Mereka seharusnya tidak membuang-buang waktu dengan Hamid, si idiot itu.

Jadi semua orang mencapai konsensus untuk tidak berdebat dengan Hamid.

Namun mereka tidak membantah Hamid, namun Hamid terus menerus mengganggu mereka.

Tepat ketika semua orang dengan lesu memutuskan untuk melepaskan Hamid,

seseorang tiba-tiba bergegas masuk ke ruang rapat dan melaporkan,

“Laporkan! Hamid mengirim pesan!”

Pemimpin itu bertanya dengan dingin,

“Apa yang dikatakannya?”

Pria itu menjawab,

“Hamid bilang kalau kita tidak memberinya ladang minyak yang diinginkannya,

tentaranya akan menyerang ladang-ladang minyak di seluruh negeri.

Dengan kata-katanya sendiri, dia tidak akan mendapat sepeser pun dari penjualan minyak,

jadi lebih baik meledakkan semuanya dan membiarkan semua orang kelaparan.”

“Apa-apaan!!!”

Pemimpin itu tiba-tiba menjadi marah,

mengeluarkan pistol dinasnya dan menembakkan tiga tembakan ke langit-langit.

Dia mengumpat dengan marah,

“Apa maksud bajingan ini?

Apa dia benar-benar akan melawan kita sampai akhir?!”

Penasihat militer itu segera menasihati,

“Bos, tenang dulu.

Menurut saya, Hamid hanya menginginkan ladang minyak kecil.

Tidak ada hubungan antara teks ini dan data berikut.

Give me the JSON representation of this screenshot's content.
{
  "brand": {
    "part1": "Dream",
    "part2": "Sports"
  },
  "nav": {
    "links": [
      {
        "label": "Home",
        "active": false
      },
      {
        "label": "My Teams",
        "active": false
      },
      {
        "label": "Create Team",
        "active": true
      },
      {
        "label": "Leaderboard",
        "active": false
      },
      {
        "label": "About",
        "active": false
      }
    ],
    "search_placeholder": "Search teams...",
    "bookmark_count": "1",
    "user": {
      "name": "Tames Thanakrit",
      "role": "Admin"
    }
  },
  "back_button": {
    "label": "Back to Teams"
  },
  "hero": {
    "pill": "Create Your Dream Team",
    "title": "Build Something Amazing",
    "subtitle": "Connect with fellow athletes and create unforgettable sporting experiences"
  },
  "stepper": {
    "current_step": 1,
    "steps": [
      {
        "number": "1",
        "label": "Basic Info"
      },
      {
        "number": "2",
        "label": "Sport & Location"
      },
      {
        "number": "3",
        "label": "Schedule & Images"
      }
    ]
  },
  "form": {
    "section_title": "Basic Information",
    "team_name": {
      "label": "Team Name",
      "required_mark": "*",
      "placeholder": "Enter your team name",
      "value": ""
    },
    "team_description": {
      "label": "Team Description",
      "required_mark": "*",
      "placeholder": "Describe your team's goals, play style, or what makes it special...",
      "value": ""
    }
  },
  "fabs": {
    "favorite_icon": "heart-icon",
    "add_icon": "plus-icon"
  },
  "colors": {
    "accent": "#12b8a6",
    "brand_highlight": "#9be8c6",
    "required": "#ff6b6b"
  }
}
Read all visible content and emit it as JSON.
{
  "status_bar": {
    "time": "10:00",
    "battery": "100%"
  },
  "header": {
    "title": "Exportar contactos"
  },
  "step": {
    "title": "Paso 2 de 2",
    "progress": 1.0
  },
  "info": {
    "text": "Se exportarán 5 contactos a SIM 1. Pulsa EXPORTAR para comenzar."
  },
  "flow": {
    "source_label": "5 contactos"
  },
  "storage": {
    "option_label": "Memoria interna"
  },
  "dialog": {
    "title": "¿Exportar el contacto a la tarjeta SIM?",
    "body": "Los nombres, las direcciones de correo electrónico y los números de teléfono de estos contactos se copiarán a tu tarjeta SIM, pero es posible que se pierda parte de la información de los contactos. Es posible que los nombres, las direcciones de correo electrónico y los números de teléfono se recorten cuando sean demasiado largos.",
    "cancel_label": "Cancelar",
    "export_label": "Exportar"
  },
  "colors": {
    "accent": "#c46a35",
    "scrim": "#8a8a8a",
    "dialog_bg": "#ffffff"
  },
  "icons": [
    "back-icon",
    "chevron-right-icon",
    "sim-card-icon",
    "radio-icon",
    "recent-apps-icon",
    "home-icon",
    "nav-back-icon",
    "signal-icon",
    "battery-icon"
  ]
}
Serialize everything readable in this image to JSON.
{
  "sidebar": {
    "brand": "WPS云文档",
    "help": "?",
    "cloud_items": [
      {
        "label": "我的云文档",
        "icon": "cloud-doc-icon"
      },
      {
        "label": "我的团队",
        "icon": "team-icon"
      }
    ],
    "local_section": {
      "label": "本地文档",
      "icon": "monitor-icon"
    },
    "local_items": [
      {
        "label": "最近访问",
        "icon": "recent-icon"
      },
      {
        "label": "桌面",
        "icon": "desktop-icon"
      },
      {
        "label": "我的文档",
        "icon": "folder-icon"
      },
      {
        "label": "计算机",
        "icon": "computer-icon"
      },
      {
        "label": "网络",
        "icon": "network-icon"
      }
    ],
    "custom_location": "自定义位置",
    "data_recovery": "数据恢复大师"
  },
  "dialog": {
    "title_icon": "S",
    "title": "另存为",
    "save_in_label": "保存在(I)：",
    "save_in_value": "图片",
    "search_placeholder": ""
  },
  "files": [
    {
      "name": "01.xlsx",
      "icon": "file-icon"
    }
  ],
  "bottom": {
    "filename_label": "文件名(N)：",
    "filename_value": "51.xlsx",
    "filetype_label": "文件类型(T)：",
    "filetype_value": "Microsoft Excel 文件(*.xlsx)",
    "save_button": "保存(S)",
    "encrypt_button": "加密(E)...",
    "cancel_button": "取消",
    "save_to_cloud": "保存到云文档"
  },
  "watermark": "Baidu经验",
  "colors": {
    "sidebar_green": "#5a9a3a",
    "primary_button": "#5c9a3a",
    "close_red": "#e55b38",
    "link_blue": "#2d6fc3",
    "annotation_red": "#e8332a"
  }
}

Kalau dia mau, berikan saja!”

“Berikan padanya?!” Mata pemimpin itu membelalak marah saat ia menuntut,

“Dia baru saja menghancurkan beberapa ladang minyakku.

Kita telah menderita kerugian yang signifikan.

Tahukah kau berapa banyak yang akan kita hasilkan setiap hari?

Aku sudah memberinya muka dengan tidak membuatnya membayarnya.

Sekarang dia ingin aku memberinya ladang minyak itu?

Sungguh mimpi yang sia-sia!”

Wakil kepala suku mengelus jenggotnya dan bergumam,

“Bajingan ini pasti sedang bersemangat tinggi sekarang,

dan kita tidak bisa mengirim pasukan dalam jumlah besar untuk mempertahankan ladang minyak di seluruh negeri.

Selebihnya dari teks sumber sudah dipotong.